Quando alle ore 20 del prossimo 28 febbraio Joseph Ratzinger lascerà per sempre il palazzo apostolico, lascerà anche alle spalle una testimonianza di fede ed una lezione data con grande autorevolezza, che certamente faranno sì che la sua coraggiosa decisione di rinunciare al il ministero petrino non venga annoverata da un novello contemporaneo Dante – se mai ce ne fosse uno in circolazione… – alla viltà e al rifiuto ai quali il povero Celestino V è stato abbinato.

Da fedele cattolico non mancherò di pregare per lui e per la scelta del nuovo Pontefice.

Non sono un confidente dello Spirito Santo, ma non sarei sorpreso se – anche alla luce delle parole di quest’oggi di Benedetto XVI – il suo successore fosse un Papa giovane e con davanti a sé energie e tempo sufficienti per condurre la barca della Chiesa in posizioni più avanzate su molti temi…
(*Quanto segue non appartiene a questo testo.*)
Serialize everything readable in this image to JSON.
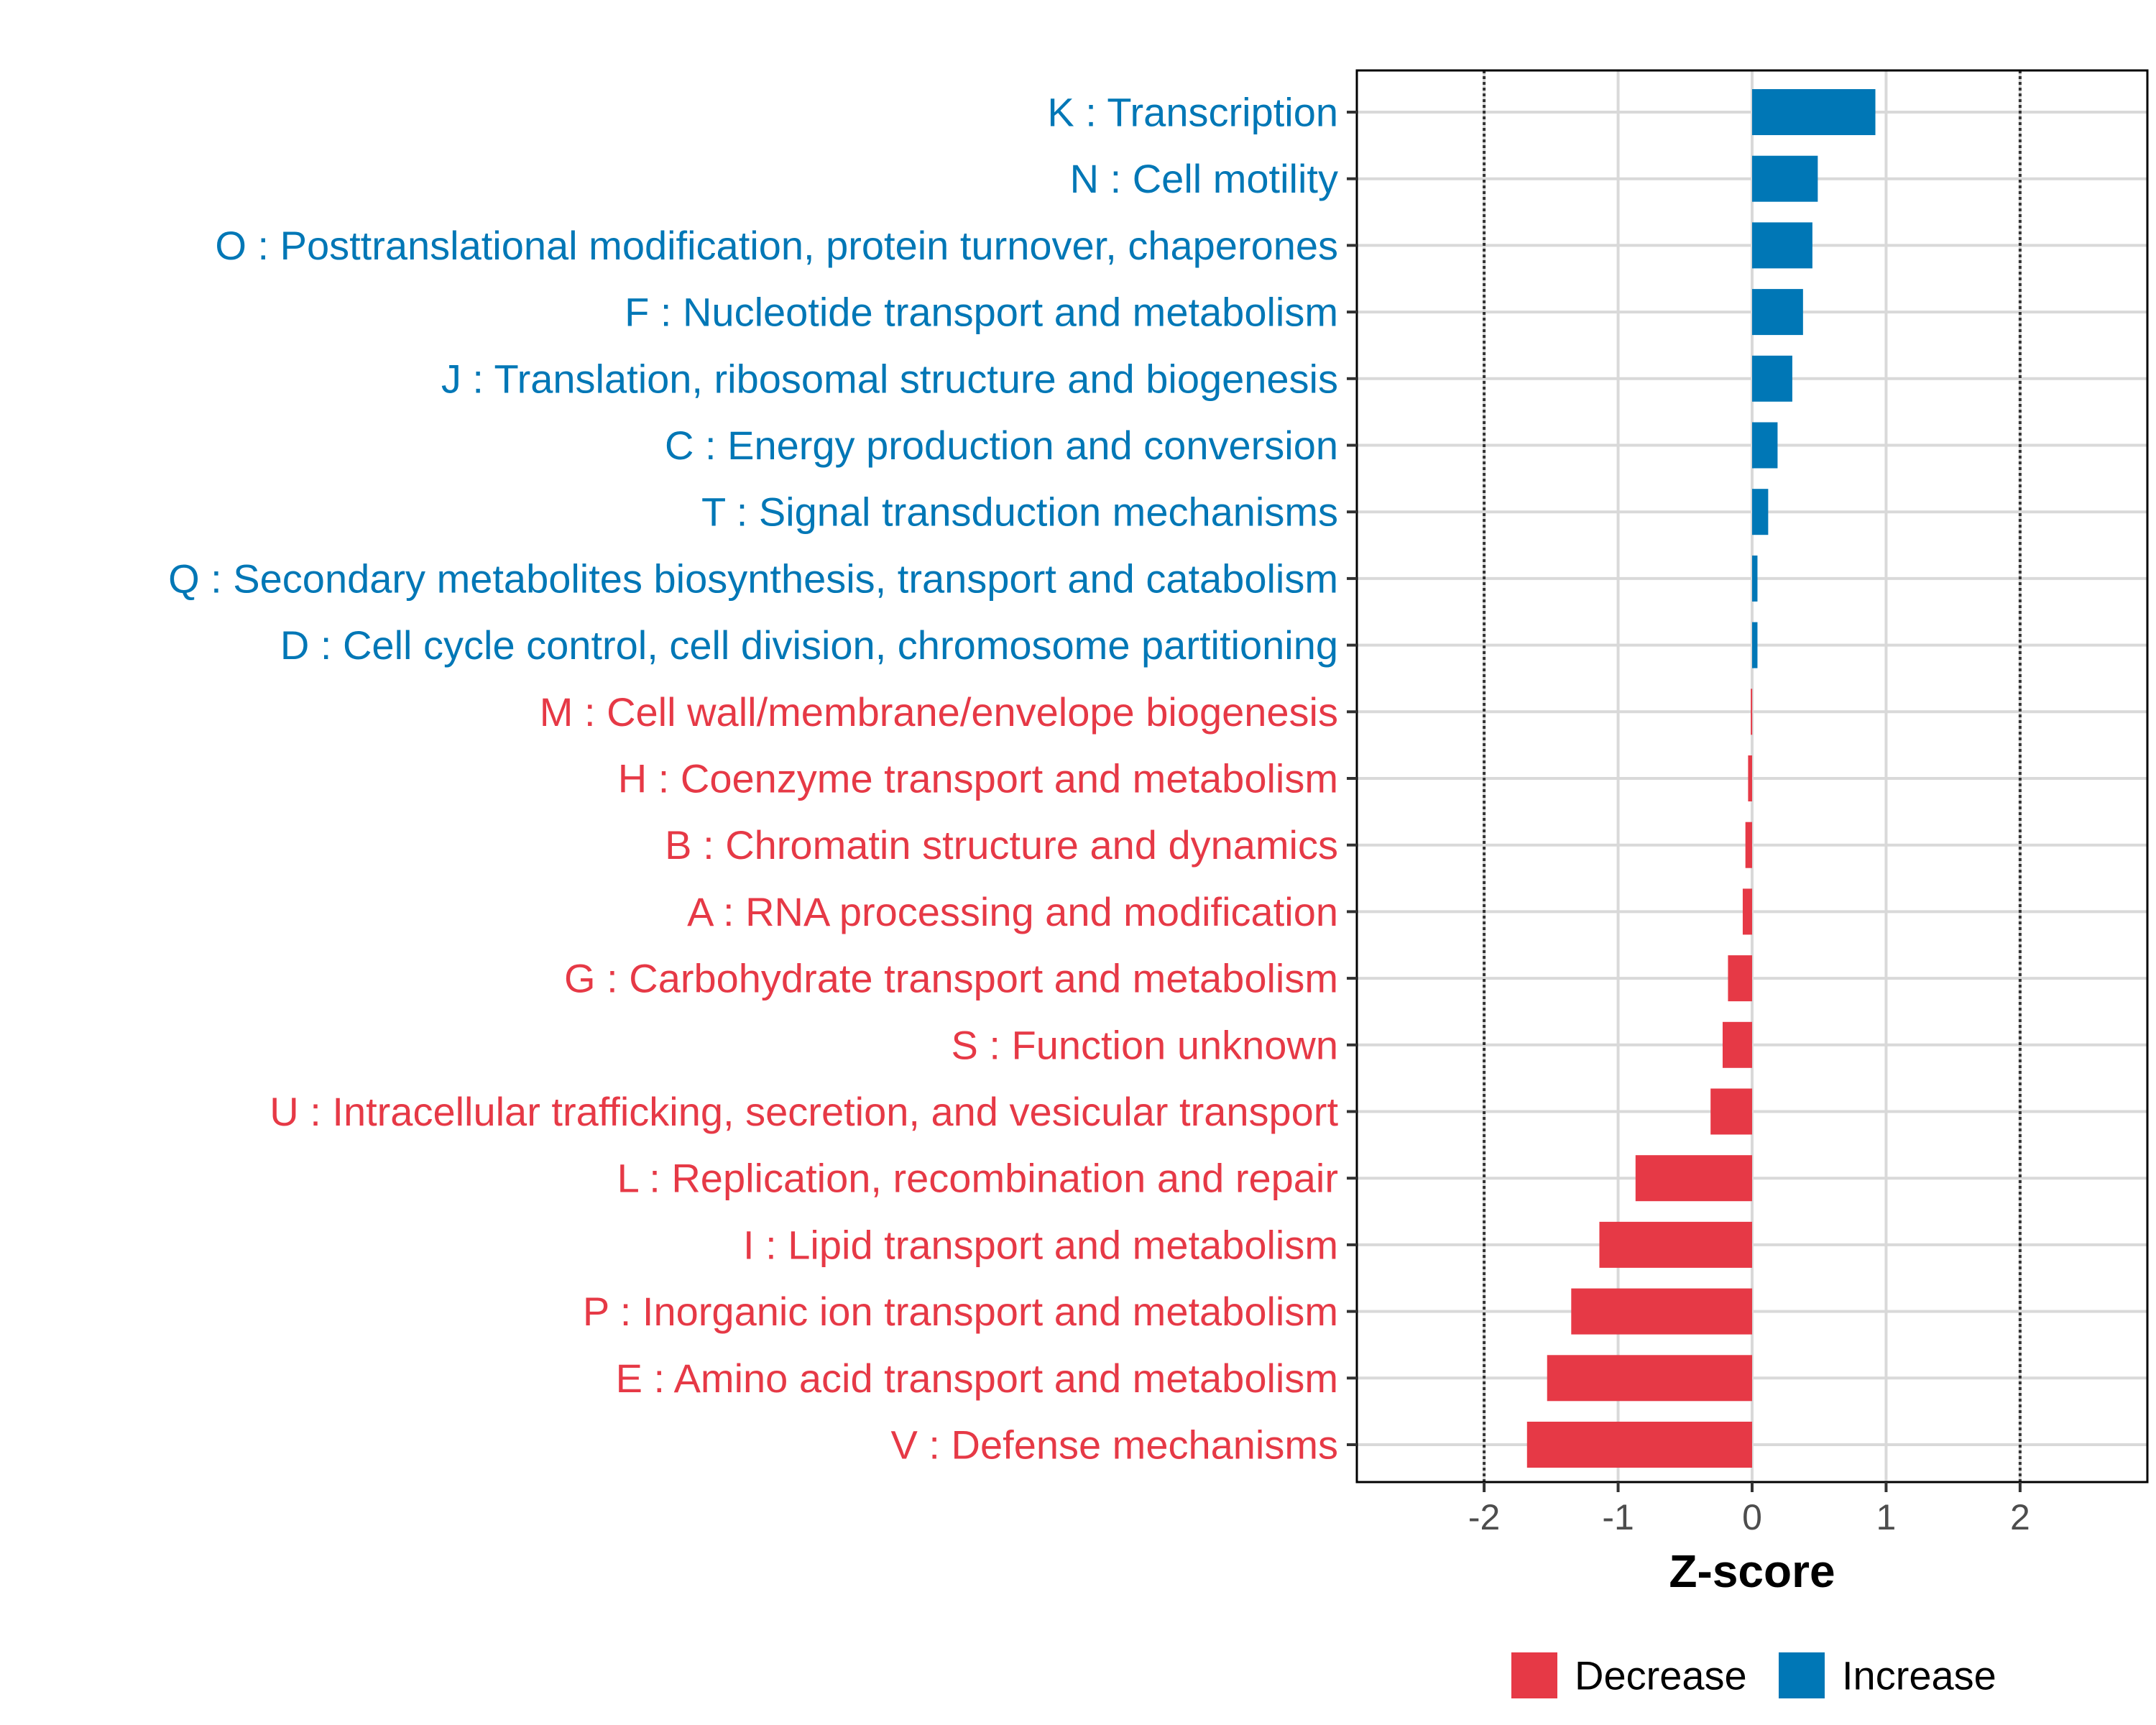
{
  "chart_data": {
    "type": "bar",
    "orientation": "horizontal",
    "xlabel": "Z-score",
    "xlim": [
      -2.95,
      2.95
    ],
    "xticks": [
      -2,
      -1,
      0,
      1,
      2
    ],
    "xtick_labels": [
      "-2",
      "-1",
      "0",
      "1",
      "2"
    ],
    "reference_lines": [
      -2,
      2
    ],
    "grid": true,
    "legend_position": "bottom",
    "colors": {
      "Decrease": "#e63946",
      "Increase": "#0077b6"
    },
    "legend": [
      {
        "label": "Decrease",
        "color": "#e63946"
      },
      {
        "label": "Increase",
        "color": "#0077b6"
      }
    ],
    "categories": [
      "K : Transcription",
      "N : Cell motility",
      "O : Posttranslational modification, protein turnover, chaperones",
      "F : Nucleotide transport and metabolism",
      "J : Translation, ribosomal structure and biogenesis",
      "C : Energy production and conversion",
      "T : Signal transduction mechanisms",
      "Q : Secondary metabolites biosynthesis, transport and catabolism",
      "D : Cell cycle control, cell division, chromosome partitioning",
      "M : Cell wall/membrane/envelope biogenesis",
      "H : Coenzyme transport and metabolism",
      "B : Chromatin structure and dynamics",
      "A : RNA processing and modification",
      "G : Carbohydrate transport and metabolism",
      "S : Function unknown",
      "U : Intracellular trafficking, secretion, and vesicular transport",
      "L : Replication, recombination and repair",
      "I : Lipid transport and metabolism",
      "P : Inorganic ion transport and metabolism",
      "E : Amino acid transport and metabolism",
      "V : Defense mechanisms"
    ],
    "values": [
      0.92,
      0.49,
      0.45,
      0.38,
      0.3,
      0.19,
      0.12,
      0.04,
      0.04,
      -0.01,
      -0.03,
      -0.05,
      -0.07,
      -0.18,
      -0.22,
      -0.31,
      -0.87,
      -1.14,
      -1.35,
      -1.53,
      -1.68
    ],
    "groups": [
      "Increase",
      "Increase",
      "Increase",
      "Increase",
      "Increase",
      "Increase",
      "Increase",
      "Increase",
      "Increase",
      "Decrease",
      "Decrease",
      "Decrease",
      "Decrease",
      "Decrease",
      "Decrease",
      "Decrease",
      "Decrease",
      "Decrease",
      "Decrease",
      "Decrease",
      "Decrease"
    ]
  }
}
Per apprezzare pienamente il senso della sua scelta ed il coraggio e la fede con i quali l’ha compiuta, vale la pena rileggere con attenzione il testo pronunciato stamani da Benedetto XVI durante il Concistoro per tre nuove canonizzazioni: ho evidenziato le parti salienti.

Carissimi Fratelli,

vi ho convocati a questo Concistoro non solo per le tre canonizzazioni, ma anche per comunicarvi una decisione di grande importanza per la vita della Chiesa. Dopo aver ripetutamente esaminato la mia coscienza davanti a Dio, sono pervenuto alla certezza che le mie forze, per l’età avanzata, non sono più adatte per esercitare in modo adeguato il ministero petrino. Sono ben consapevole che questo ministero, per la sua essenza spirituale, deve essere compiuto non solo con le opere e con le parole, ma non meno soffrendo e pregando. Tuttavia, nel mondo di oggi, soggetto a rapidi mutamenti e agitato da questioni di grande rilevanza per la vita della fede, per governare la barca di san Pietro e annunciare il Vangelo, è necessario anche il vigore sia del corpo, sia dell’animo, vigore che, negli ultimi mesi, in me è diminuito in modo tale da dover riconoscere la mia incapacità di amministrare bene il ministero a me affidato. Per questo, ben consapevole della gravità di questo atto, con piena libertà, dichiaro di rinunciare al ministero di Vescovo di Roma, Successore di San Pietro, a me affidato per mano dei Cardinali il 19 aprile 2005, in modo che, dal 28 febbraio 2013, alle ore 20,00, la sede di Roma, la sede di San Pietro, sarà vacante e dovrà essere convocato, da coloro a cui compete, il Conclave per l’elezione del nuovo Sommo Pontefice. Carissimi Fratelli, vi ringrazio di vero cuore per tutto l’amore e il lavoro con cui avete portato con me il peso del mio ministero, e chiedo perdono per tutti i miei difetti. Ora, affidiamo la Santa Chiesa alla cura del suo Sommo Pastore, Nostro Signore Gesù Cristo, e imploriamo la sua santa Madre Maria, affinché assista con la sua bontà materna i Padri Cardinali nell’eleggere il nuovo Sommo Pontefice. Per quanto mi riguarda, anche in futuro, vorrò servire di tutto cuore, con una vita dedicata alla preghiera, la Santa Chiesa di Dio.